Core concepts introduced: renormalization, taxonomy collapsing, blank correction.
Session 8. Presenting the final results. α- and ß- diversity patterns.
In this session we will continue with the presentation of final results. Students will learn how to plot taxonomic summaries from their datasets, including krona plots, a graphic representation showing relative abundances of reads at different taxonomic levels. Resampling and rarefaction procedures for assessing biodiversity patterns will be introduced. Qualitative and quantitative indices for assessing dissimilarity between samples will be explained. We will introduce the UniFrac dissimilarity distance between samples, an index taking in account not only abundances of the different MOTUs but also their taxonomic affinities.

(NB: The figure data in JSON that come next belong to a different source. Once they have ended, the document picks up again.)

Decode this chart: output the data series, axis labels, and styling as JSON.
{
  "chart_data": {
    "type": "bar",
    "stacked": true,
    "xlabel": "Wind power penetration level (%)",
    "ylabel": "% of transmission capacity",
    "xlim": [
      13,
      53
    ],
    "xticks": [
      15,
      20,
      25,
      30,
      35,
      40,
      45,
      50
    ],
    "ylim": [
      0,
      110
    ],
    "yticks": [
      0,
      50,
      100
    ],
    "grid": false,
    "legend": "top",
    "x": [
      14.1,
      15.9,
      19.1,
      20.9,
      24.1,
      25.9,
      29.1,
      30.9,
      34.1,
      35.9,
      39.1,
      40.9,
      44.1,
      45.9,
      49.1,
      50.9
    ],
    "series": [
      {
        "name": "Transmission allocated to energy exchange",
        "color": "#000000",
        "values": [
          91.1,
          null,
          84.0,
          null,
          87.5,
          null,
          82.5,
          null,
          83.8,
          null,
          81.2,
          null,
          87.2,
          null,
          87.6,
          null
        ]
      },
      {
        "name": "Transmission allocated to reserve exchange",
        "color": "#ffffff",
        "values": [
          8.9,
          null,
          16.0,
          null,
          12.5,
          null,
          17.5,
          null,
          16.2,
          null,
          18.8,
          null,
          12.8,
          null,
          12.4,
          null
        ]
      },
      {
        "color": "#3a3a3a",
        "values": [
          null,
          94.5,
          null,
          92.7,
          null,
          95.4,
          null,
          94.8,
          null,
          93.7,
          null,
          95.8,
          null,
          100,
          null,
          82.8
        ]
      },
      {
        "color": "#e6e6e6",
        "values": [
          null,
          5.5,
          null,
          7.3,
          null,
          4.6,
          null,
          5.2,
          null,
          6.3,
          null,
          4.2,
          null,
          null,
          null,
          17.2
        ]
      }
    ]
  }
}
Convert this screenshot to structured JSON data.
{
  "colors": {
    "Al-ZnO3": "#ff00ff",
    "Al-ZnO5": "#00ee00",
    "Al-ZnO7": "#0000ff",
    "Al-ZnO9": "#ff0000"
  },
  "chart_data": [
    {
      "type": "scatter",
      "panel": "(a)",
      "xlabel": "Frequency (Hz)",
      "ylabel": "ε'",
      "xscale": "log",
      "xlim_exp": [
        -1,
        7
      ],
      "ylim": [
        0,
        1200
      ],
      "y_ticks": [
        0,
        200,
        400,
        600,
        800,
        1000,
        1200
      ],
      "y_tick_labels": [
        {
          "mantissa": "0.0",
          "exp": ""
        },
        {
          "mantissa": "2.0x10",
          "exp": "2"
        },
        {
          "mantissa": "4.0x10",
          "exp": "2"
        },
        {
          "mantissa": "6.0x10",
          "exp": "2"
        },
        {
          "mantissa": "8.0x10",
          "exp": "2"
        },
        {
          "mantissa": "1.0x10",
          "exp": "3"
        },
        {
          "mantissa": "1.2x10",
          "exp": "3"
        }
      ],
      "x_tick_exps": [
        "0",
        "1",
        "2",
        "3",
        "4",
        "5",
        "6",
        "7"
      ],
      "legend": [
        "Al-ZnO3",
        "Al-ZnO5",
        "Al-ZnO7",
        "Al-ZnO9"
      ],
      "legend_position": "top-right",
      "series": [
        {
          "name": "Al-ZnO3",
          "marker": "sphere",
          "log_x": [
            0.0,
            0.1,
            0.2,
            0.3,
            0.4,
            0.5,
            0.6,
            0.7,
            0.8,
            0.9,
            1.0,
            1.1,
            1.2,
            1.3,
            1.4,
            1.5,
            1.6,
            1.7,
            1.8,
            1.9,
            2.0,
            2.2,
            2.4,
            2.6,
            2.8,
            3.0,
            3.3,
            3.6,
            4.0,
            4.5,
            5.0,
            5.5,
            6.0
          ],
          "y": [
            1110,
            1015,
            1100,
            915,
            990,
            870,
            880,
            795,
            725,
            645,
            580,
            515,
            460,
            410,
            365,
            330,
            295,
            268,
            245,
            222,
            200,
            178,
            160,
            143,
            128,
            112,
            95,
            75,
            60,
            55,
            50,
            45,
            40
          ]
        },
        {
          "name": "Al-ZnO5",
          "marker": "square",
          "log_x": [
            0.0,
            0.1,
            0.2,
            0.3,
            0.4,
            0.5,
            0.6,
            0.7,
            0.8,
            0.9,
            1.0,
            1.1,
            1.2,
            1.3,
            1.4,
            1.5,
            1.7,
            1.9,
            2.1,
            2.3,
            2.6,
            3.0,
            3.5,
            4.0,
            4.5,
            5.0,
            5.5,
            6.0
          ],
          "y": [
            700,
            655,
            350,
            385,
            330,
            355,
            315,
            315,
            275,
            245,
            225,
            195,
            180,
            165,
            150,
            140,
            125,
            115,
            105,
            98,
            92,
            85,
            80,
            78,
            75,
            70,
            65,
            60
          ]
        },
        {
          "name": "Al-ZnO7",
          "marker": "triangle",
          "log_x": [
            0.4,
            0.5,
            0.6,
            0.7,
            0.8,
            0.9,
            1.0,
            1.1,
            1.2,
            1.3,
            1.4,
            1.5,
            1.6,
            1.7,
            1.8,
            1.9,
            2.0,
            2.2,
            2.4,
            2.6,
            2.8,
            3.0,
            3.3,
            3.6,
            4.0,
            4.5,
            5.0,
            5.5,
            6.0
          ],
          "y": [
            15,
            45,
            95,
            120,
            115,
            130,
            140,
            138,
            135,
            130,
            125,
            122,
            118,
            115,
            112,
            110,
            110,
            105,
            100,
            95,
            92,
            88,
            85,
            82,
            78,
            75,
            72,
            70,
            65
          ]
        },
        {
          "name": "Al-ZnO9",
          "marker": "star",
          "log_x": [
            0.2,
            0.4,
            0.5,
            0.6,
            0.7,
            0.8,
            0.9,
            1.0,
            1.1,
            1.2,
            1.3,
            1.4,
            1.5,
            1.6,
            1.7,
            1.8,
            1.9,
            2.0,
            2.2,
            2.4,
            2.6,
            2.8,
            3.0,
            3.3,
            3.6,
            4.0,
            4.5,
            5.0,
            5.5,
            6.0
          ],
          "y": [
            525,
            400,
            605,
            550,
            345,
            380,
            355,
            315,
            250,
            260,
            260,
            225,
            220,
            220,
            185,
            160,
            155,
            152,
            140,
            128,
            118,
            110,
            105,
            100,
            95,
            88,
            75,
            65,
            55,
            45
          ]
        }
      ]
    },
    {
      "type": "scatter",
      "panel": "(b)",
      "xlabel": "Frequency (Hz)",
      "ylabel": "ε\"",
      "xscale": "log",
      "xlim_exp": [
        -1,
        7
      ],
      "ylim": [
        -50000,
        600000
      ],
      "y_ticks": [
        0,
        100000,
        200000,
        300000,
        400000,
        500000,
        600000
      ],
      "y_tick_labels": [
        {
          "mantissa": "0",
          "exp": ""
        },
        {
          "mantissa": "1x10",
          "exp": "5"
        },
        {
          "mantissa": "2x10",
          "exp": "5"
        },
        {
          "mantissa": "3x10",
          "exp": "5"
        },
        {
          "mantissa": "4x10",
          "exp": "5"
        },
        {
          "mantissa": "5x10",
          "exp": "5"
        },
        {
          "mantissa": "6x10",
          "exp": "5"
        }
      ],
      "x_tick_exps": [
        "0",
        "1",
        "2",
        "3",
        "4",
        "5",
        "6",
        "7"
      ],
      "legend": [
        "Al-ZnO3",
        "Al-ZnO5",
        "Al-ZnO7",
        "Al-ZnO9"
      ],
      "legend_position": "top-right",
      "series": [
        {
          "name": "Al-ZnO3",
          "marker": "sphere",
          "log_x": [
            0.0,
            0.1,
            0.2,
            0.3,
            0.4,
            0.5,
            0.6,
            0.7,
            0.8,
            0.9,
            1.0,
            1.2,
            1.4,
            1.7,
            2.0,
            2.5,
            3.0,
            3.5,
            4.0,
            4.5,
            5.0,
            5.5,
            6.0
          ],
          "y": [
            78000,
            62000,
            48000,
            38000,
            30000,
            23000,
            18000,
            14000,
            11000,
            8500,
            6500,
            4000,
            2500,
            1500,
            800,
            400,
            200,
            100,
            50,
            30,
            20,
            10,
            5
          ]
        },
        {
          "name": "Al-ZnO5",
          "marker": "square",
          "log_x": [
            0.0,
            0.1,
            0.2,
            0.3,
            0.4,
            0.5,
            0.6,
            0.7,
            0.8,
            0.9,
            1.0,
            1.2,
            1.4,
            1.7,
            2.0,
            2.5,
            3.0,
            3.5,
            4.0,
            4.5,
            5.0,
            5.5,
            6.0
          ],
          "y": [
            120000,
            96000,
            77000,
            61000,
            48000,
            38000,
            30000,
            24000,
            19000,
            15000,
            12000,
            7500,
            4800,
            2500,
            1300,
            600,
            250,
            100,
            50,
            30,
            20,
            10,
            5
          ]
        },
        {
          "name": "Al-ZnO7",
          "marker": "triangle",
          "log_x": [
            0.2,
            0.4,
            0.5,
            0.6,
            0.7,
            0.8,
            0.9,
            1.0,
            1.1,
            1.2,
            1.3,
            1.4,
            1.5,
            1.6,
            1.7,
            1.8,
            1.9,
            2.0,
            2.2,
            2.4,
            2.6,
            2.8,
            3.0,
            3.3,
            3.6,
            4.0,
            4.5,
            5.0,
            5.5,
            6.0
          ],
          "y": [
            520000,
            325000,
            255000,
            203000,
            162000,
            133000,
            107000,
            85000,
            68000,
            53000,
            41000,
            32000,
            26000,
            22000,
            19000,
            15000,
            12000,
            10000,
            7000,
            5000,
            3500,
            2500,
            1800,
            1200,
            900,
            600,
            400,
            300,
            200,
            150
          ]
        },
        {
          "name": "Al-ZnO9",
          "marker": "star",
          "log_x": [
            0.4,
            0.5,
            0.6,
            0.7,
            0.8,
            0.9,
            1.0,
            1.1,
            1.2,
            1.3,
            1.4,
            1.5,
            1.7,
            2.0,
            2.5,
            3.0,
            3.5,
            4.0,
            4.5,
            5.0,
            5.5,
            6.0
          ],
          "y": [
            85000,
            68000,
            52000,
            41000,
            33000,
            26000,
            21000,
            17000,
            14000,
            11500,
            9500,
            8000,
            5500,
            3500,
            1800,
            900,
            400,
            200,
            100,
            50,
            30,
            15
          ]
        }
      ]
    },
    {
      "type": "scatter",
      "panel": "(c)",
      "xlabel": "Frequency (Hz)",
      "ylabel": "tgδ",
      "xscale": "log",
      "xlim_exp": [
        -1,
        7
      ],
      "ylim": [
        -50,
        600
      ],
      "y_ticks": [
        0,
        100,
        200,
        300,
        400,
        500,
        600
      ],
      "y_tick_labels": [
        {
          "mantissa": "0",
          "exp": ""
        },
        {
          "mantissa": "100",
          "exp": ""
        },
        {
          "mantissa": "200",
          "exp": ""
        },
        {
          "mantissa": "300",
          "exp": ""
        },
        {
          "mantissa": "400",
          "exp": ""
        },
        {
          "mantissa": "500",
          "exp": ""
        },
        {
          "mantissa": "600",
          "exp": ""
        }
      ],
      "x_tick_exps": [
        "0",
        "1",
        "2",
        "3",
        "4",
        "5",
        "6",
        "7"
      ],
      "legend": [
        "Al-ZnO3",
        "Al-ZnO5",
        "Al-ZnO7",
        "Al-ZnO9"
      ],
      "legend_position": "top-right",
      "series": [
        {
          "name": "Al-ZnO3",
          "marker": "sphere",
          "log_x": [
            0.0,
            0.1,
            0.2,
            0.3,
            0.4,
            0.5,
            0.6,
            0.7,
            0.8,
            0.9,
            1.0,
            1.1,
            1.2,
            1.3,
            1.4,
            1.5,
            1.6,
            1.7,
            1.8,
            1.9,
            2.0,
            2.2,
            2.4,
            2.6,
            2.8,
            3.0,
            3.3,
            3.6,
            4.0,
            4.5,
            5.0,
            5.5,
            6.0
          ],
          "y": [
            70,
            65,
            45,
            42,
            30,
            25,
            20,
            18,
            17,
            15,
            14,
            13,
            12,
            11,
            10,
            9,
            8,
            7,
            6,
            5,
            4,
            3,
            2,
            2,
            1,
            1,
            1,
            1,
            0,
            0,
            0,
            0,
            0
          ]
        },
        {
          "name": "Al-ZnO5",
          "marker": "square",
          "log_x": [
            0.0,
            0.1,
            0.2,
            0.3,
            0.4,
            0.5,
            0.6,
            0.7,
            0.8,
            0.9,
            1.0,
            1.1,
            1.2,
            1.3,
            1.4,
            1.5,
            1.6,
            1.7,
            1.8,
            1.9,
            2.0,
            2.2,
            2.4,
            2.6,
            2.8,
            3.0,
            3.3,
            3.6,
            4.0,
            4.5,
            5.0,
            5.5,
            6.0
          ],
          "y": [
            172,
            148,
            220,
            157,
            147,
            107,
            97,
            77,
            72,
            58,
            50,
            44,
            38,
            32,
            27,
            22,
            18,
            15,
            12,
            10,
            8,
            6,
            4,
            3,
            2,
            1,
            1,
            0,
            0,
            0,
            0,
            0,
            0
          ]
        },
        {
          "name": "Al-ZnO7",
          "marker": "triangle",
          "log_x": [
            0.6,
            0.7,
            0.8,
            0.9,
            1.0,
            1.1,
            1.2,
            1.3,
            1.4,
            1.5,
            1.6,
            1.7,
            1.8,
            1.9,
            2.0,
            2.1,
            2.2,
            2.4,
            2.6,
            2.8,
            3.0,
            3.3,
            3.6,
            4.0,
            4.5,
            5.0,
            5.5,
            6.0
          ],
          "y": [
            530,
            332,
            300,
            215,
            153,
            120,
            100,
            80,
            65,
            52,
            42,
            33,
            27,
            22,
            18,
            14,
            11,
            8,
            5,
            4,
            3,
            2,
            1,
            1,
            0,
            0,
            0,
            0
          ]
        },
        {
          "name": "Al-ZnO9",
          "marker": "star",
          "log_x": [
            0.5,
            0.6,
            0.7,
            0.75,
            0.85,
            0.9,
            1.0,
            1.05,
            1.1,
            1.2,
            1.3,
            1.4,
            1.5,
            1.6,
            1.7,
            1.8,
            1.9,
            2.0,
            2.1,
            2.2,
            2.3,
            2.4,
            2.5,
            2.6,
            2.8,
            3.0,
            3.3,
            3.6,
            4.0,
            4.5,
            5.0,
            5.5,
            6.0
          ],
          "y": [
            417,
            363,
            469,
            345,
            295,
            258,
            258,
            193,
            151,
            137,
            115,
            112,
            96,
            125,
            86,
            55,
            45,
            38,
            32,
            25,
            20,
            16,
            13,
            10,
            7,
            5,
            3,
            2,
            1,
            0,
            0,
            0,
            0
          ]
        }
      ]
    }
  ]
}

Core concepts introduced: taxonomic summary, krona plots, α-diversity, ß-diversity, rarefaction, MOTU richness, UniFrac distances, ordination techniques, multidimensional scaling (MDS).
Friday 2nd – Classes from 09:30 to 17:30
Session 9. Experimental design. Customization.
In this session we will learn how to design a successful metabarcoding project and how to customize it in function of the specific needs. We will discuss the best strategies for obtaining good results by optimizing time, money and computing resources. The idea is to make this session as interactive and useful as possible. We will present some current and future projects in the format of an open discussion and we will try to propose the best solutions for every potential problem in a collaborative way. The rest of the session will be dedicated to introduce current research and possible future developments of metabarcoding / metagenomics techniques and to provide a list of useful resources for further learning, continuous training and future research opportunities.
Core concepts discussed: optimal multiplexing, ecological replication, technical replication, sequencing depth, price per sample.
Session 10. Hands-on project brainstorming
In small groups the participants will have the opportunity to plan and develop metabarcoding projects based on their research questions and taxonomic groups of interest. Project proposals will be presented and discussed in the form of 5-minute presentations, and they will be evaluated and improved by interacting with workshop participants. We will finish the workshop with an interactive open questions session.
Core Concepts: Experimental planning, developing successful research projects and proposals, concept evaluation and improvement by peer review, using metabarcoding as a tool to answer exciting research questions.